The US Embassy in Jerusalem advised US citizens to “maintain a high level of vigilance and to take appropriate steps to increase their security awareness.”

“US citizens should carefully consider risks to their personal safety and security when considering visits to sites and events that are potential targets,” it added.

The alert barred US government personnel from “engaging in personal travel to the West Bank, with the exception of the portions of Route 1, Route 443 and Route 90 that traverse the West Bank.” It also said they were prohibited from traveling to Gaza.

A paramedic from the Palestinian Authority Ministry of Health disinfects Palestinian laborers to help contain the coronavirus, as they exit an Israeli army checkpoint after returning from work in Israel, near the West Bank village of Nilin, west of Ramallah, April 7, 2020. (AP Photo/Nasser Nasser)

The Walla report said the Palestinians and Israelis also discussed the return of some 100,000 laborers who were working inside Israel and in Israeli settlements in the West Bank.

The Palestinian workers, who constitute one of the major sources of revenue for the Palestinian economy have for the most part been out of work because of the coronavirus lockdown for the past two months.

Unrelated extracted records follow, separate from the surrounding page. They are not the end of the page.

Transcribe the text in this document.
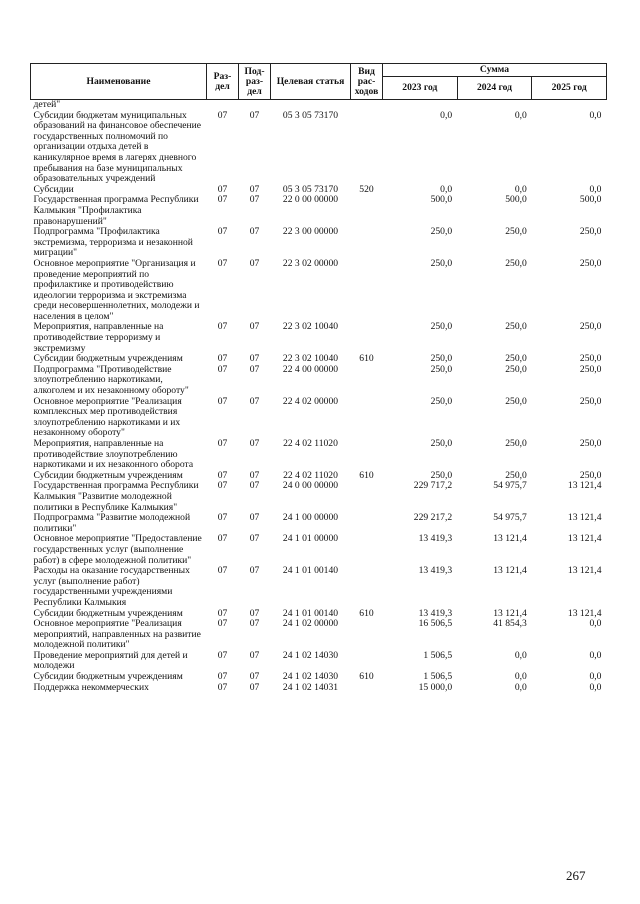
Наименование	Раз-дел	Под-раз-дел	Целевая статья	Вид рас-ходов	Сумма		
					2023 год	2024 год	2025 год
детей"							
Субсидии бюджетам муниципальных образований на финансовое обеспечение государственных полномочий по организации отдыха детей в каникулярное время в лагерях дневного пребывания на базе муниципальных образовательных учреждений	07	07	05 3 05 73170		0,0	0,0	0,0
Субсидии	07	07	05 3 05 73170	520	0,0	0,0	0,0
Государственная программа Республики Калмыкия "Профилактика правонарушений"	07	07	22 0 00 00000		500,0	500,0	500,0
Подпрограмма "Профилактика экстремизма, терроризма и незаконной миграции"	07	07	22 3 00 00000		250,0	250,0	250,0
Основное мероприятие "Организация и проведение мероприятий по профилактике и противодействию идеологии терроризма и экстремизма среди несовершеннолетних, молодежи и населения в целом"	07	07	22 3 02 00000		250,0	250,0	250,0
Мероприятия, направленные на противодействие терроризму и экстремизму	07	07	22 3 02 10040		250,0	250,0	250,0
Субсидии бюджетным учреждениям	07	07	22 3 02 10040	610	250,0	250,0	250,0
Подпрограмма "Противодействие злоупотреблению наркотиками, алкоголем и их незаконному обороту"	07	07	22 4 00 00000		250,0	250,0	250,0
Основное мероприятие "Реализация комплексных мер противодействия злоупотреблению наркотиками и их незаконному обороту"	07	07	22 4 02 00000		250,0	250,0	250,0
Мероприятия, направленные на противодействие злоупотреблению наркотиками и их незаконного оборота	07	07	22 4 02 11020		250,0	250,0	250,0
Субсидии бюджетным учреждениям	07	07	22 4 02 11020	610	250,0	250,0	250,0
Государственная программа Республики Калмыкия "Развитие молодежной политики в Республике Калмыкия"	07	07	24 0 00 00000		229 717,2	54 975,7	13 121,4
Подпрограмма "Развитие молодежной политики"	07	07	24 1 00 00000		229 217,2	54 975,7	13 121,4
Основное мероприятие "Предоставление государственных услуг (выполнение работ) в сфере молодежной политики"	07	07	24 1 01 00000		13 419,3	13 121,4	13 121,4
Расходы на оказание государственных услуг (выполнение работ) государственными учреждениями Республики Калмыкия	07	07	24 1 01 00140		13 419,3	13 121,4	13 121,4
Субсидии бюджетным учреждениям	07	07	24 1 01 00140	610	13 419,3	13 121,4	13 121,4
Основное мероприятие "Реализация мероприятий, направленных на развитие молодежной политики"	07	07	24 1 02 00000		16 506,5	41 854,3	0,0
Проведение мероприятий для детей и молодежи	07	07	24 1 02 14030		1 506,5	0,0	0,0
Субсидии бюджетным учреждениям	07	07	24 1 02 14030	610	1 506,5	0,0	0,0
Поддержка некоммерческих	07	07	24 1 02 14031		15 000,0	0,0	0,0
267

Palestinian workers will be allowed to enter and return to the West Bank in the same day without having to quarantine in Israel, the Coordinator of Government Activities in the Territories (COGAT) stated later Thursday.

Since the beginning of the coronavirus crisis, tens of thousands of Palestinian workers have been under lockdown, and unable to enter Israel. The restrictions were lifted temporarily in early May to permit up to 40,000 workers through, on the condition that they remained in Israel for at least three weeks. The checkpoints were then closed again.

In an announcement posted on their Arabic-language Facebook page, COGAT said that on Sunday these restrictions would be lifted. Students and merchants — among others — will be permitted to enter as well.

“Persons entering Israel will be under no obligation to remain for a long period,” COGAT said. “Similar to the prior status quo, workers will be permitted to move in and out of Israel on a daily basis.”

Aaron Boxerman contributed to this report.